First arriving on the UK scene in 2009, Al Wootton notched up a number of underground hits under his Deadboy alias on labels including Numbers and Well Rounded. His floor-focused verve and deft application of cute, catchy R&B samples sounded fresh in the face of dubstep’s increasingly murky (and often moodily masculine) trajectory. Tracks like “If U Want Me” and “U Cheated” borrowed from the blossoming UK funky scene and would be lumped in alongside everything from the ill-fated future-garage revival to the so-called tropical sound. Ultimately, though, they formed part of a shift that helped open up audiences to the experimental approach of dubstep-adjacent artists like Peverelist, 2562, and Martyn, who had taken to dialling up the dub elements in dub techno. It’s this hinterland that Wootton, having retired the Deadboy moniker, explores on his debut LP under his own name, Witness.

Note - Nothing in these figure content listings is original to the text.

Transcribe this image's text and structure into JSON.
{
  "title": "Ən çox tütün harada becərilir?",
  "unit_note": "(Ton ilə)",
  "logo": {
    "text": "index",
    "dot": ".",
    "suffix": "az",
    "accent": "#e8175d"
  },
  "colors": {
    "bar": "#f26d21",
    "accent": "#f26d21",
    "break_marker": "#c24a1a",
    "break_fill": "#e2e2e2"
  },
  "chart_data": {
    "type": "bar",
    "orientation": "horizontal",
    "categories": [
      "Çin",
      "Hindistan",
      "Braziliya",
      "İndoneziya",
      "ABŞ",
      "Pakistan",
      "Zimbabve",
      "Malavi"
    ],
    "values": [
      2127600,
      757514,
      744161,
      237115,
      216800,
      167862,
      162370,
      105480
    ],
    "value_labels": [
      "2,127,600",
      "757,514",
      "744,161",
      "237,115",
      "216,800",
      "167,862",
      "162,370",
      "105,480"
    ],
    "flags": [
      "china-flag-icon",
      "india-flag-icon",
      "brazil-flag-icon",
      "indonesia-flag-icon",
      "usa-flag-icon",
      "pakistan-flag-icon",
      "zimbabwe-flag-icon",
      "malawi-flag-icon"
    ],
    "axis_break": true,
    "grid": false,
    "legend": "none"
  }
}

Arriving via Trule—Wootton’s own label, which, in its two short years, has established itself as a buy-on-sight imprint—the album is the product of a couple of particularly fertile weeks in his newly established home studio out on England’s East Coast. Moving from digi-dub to burbling garage, breaks, ravey chords, four-to-the-floor sunrise anthems, and, finally, an impeccable dub-techno workout on closer “Cephas,” Witness offers its own chronology of UK club music. The reality isn’t quite that neat a journey, of course, but the ground Wootton manages to cover in just shy of 40 minutes is impressive; that he does so without the music ever feeling forced is more so.

Sometimes, he squeezes this broad sweep into a single track: “Over,” with its melange of plump kicks, incidental synths, and occasional flourish of breakbeats, feels like a microcosm of the album as a whole. Tracks like “Sema” and “Witness” are more singularly focused—the former a gloopy drum’n’bass stepper, the latter swung 2-step—but connect with the rest of the album via Wootton’s signature airy pads that drift from track to track throughout. The lasting impression is of Wootton’s deep attachment to the UK’s ever-evolving electronic underground. With shared club spaces in peril like never before, the record provides an opportune cross-section of the island nation’s rich dance-music history.

It’s ironic that Wootton should produce this ode to UK dance music having decamped from the friction and buzz of the capital to the relatively sleepy environs of Ramsgate—a coastal town on the country’s Eastern shore, probably most famous today for its depressing cameo in the latest season of Top Boy. While for the most part this physical distance is immaterial, Witness does lack one of clubbing’s “What the fuck is this?” moments—the sort of ear-popping tune that makes you screw up your face mid-drinks order and cast a desperate glance at the DJ booth in the vain hope of discovering just what it is you’re hearing. For seasoned dance-music fans, there’s nothing here that won’t already sound in some way familiar. Given the relentless pace of UK dance music’s evolution, this might be taken as a criticism, but it needn’t be: Sometimes it’s fine to have a little more of a good thing. And in that sense, Witness manages the sometimes tricky tussle between healthy microdoses of nostalgia and the rush of the new with magnetic, full-hearted aplomb.